Michael K. Deaver
Michael K. Deaver, 1938–2007, was White House Deputy Chief of Staff from 1981 to 1985 after working in Reagan's political campaigns.
Michael K. Deaver was born in 1938 in Bakersfield, California. His father worked for an oil company and his mother was a newspaper reporter. In college, he was in a fraternity and majored in political science and also public administration. He worked for a while in a sales department, played piano in a bar, traveled the world for a year and played piano in Australia to get enough money to return to California.
In 1964 Michael Deaver worked for Barry Goldwater’s presidential campaign. Goldwater lost the nomination. In 1967 he began working for Ronald Reagan's campaign for Governor of California. Reagan seemed a better bet. Reagan pushed for individual responsibility and pushing for limited U.S. government, balanced with respect for his adversaries, humaneness and compassion. Reagan's humility made the platform more respectable, and resulted in his victory. Deaver was Reagan's aid in Sacramento.
After Reagan left office in California, Deaver co-founded public relations or advertising agency with offices in two California cities. He advised on Reagan's first presidential campaign, and was a senior advisor on Reagan's second presidential campaign. After Ronald Reagan was elected President of the United States, Deaver joined the transition team. In 1981 he became Reagan's Deputy Chief of Staff. After Reagan was reelected, Mr. Deaver was the chairman of the inaugural committee.

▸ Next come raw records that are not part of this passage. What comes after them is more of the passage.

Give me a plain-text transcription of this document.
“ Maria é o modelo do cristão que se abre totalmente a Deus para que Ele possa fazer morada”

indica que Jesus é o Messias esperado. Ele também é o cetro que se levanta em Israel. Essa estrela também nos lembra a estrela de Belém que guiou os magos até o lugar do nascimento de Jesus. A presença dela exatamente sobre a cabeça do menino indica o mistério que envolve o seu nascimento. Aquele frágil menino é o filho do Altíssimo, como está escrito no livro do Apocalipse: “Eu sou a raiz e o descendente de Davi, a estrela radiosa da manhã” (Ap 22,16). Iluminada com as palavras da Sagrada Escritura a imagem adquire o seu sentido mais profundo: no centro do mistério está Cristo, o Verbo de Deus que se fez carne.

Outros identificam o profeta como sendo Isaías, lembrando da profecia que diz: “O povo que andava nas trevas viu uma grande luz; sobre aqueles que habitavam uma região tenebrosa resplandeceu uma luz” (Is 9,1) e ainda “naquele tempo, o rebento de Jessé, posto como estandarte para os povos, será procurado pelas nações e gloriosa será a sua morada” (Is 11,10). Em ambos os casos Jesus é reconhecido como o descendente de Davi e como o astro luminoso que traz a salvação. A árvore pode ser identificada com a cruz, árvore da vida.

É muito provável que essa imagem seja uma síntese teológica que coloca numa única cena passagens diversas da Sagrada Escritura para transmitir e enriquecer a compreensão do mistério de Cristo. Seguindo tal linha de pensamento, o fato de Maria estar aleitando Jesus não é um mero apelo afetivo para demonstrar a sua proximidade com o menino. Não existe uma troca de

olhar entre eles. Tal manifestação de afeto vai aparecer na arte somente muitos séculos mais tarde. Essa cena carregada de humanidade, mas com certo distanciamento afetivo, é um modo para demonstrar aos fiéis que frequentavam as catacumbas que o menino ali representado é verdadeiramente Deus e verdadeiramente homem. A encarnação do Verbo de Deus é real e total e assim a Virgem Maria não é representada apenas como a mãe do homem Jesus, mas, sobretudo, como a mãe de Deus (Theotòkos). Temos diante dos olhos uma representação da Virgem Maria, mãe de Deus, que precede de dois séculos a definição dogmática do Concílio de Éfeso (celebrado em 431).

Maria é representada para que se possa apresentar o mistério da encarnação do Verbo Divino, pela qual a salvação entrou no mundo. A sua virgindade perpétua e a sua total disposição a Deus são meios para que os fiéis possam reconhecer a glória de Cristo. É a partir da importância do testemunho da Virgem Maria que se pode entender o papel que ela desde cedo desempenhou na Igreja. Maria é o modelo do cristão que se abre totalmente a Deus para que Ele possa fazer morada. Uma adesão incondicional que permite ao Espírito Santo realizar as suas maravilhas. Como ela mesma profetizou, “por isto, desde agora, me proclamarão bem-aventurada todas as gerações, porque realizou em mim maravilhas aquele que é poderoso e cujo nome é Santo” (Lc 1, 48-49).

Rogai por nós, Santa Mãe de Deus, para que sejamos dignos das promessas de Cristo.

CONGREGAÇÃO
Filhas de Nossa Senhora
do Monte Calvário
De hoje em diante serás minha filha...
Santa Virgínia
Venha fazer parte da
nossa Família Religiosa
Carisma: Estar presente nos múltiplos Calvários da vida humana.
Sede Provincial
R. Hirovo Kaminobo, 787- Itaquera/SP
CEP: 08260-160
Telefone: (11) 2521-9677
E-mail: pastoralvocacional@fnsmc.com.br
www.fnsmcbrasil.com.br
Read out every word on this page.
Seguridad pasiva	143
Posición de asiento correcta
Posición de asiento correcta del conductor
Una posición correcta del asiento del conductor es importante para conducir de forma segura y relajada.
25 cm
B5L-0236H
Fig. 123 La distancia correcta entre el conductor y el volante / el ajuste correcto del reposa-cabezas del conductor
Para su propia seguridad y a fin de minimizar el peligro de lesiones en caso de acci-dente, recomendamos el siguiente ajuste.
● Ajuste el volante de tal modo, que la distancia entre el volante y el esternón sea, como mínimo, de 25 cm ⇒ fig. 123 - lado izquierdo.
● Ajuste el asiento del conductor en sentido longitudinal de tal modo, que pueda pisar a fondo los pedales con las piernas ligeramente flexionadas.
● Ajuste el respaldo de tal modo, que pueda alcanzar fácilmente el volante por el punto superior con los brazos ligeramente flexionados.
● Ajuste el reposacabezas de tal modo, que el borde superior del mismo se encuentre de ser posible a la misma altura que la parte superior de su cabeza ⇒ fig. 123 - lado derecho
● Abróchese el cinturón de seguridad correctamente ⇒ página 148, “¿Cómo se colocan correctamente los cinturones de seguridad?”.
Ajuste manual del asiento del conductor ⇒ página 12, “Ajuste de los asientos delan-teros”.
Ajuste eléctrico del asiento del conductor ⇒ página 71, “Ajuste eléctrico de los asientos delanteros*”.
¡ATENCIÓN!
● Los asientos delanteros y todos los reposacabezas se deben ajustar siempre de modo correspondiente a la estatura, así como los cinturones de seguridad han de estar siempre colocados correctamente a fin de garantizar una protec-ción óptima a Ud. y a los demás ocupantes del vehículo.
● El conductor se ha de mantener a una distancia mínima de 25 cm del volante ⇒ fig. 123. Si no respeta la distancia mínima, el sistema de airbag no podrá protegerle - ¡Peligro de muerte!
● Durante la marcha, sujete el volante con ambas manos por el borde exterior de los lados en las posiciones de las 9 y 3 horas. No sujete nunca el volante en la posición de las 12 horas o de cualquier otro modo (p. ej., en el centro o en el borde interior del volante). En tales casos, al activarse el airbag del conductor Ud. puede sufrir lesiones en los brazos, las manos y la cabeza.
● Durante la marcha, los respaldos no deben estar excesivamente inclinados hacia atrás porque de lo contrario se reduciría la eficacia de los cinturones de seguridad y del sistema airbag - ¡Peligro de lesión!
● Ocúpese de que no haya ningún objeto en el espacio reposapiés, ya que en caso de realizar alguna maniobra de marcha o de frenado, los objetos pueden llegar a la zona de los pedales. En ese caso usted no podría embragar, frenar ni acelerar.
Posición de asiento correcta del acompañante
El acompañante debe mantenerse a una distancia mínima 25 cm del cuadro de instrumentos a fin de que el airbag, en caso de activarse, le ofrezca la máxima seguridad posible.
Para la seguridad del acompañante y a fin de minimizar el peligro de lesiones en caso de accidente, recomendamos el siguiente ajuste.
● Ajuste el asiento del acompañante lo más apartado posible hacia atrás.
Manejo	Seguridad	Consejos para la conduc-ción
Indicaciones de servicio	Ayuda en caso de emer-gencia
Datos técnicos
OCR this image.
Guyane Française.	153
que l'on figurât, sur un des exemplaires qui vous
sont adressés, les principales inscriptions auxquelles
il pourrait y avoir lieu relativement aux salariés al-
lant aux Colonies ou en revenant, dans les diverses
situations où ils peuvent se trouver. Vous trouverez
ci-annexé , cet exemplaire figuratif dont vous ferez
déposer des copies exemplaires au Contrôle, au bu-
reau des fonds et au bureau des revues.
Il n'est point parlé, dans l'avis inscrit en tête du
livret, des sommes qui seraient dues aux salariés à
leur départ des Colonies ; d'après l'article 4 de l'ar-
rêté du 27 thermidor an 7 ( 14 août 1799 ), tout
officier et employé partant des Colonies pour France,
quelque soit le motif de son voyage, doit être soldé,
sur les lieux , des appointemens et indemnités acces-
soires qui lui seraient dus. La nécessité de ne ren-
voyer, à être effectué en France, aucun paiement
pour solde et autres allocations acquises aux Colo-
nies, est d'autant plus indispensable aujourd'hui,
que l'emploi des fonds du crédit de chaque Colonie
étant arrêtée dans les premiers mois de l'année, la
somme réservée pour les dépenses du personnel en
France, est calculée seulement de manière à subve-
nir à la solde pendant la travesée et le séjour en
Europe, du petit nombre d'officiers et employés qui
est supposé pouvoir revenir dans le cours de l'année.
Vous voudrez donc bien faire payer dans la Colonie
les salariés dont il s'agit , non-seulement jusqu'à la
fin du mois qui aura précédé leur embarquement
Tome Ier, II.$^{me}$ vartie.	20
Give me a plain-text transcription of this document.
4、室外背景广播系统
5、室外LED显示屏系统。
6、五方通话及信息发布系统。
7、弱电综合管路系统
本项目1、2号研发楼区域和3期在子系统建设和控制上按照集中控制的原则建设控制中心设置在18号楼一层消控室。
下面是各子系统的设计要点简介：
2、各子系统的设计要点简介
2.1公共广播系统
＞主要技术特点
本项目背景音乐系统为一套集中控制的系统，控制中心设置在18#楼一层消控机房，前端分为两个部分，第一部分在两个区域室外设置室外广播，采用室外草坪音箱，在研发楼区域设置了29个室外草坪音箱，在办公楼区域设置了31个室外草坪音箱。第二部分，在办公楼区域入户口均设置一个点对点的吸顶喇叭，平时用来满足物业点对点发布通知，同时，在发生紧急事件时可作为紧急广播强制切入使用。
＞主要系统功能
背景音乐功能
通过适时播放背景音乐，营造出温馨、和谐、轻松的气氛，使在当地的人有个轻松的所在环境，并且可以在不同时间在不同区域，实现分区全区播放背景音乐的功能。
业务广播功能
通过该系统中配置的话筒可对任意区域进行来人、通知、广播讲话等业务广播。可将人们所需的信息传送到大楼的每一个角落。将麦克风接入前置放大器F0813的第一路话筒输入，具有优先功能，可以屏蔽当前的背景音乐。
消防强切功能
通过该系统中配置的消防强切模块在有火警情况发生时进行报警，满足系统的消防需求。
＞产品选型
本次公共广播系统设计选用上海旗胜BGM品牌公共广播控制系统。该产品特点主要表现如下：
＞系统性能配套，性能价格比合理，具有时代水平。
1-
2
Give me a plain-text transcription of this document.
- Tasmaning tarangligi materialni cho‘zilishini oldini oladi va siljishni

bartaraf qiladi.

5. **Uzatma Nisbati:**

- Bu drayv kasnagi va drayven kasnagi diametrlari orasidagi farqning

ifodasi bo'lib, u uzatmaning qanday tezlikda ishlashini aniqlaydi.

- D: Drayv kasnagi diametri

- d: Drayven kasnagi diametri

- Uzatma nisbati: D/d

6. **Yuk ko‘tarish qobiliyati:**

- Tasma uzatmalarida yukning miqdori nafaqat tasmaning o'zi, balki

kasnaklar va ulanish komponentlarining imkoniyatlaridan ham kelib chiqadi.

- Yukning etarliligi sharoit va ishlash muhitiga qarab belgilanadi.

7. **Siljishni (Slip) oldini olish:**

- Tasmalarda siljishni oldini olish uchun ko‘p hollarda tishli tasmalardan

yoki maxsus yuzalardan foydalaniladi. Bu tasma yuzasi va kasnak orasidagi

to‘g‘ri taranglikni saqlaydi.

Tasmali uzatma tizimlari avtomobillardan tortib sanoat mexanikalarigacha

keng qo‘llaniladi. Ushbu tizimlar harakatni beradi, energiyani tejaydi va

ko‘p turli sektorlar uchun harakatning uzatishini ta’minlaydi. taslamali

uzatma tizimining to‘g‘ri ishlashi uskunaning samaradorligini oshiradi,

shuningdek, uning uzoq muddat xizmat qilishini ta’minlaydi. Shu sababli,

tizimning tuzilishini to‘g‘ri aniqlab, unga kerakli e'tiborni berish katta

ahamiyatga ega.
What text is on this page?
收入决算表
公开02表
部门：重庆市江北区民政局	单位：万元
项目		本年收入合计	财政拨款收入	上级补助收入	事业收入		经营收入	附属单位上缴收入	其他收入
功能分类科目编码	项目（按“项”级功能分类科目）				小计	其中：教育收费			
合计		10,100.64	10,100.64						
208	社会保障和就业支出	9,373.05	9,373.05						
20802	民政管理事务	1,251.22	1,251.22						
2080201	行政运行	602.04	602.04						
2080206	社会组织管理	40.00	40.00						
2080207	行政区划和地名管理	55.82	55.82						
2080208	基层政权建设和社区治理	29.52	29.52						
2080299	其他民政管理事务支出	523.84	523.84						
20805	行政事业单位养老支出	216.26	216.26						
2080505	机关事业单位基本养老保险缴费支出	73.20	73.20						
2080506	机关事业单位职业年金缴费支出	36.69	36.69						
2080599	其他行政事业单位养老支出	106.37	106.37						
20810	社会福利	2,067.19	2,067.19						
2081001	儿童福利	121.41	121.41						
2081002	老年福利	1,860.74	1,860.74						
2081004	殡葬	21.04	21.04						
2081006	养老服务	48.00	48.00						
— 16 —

He left the White House 1985 to found an advertising agency in Washington, D.C. He helped a homeless shelter and rehab center for 20 years. In 1988 he wrote someone's biography and in 1992 he became the executive vice president of the Washington, D.C. office of a large public relations firm. He was promoted in 1995. The next year he advised the Republican National Committee on how to run their upcoming National Convention. He wrote two books about working for the Reagans and one about Reagan's style of conservatism. The public relations firm he worked for promoted him again in 2006. By October of that year, while he was planning a party to celebrate 20 years of sobriety, he was diagnosed with the pancreatic cancer. He passed away on August 18, 2007. There was a memorial service in the Washington National Cathedral open to the public.
Deaver met his wife in Sacramento working for Reagan's governorship. They had a daughter in 1970 and a son 1975, who were both born in the capital city of California.
The books he wrote include Why I Am a Reagan Conservative and A Different Drummer: My Thirty Years with Ronald Reagan.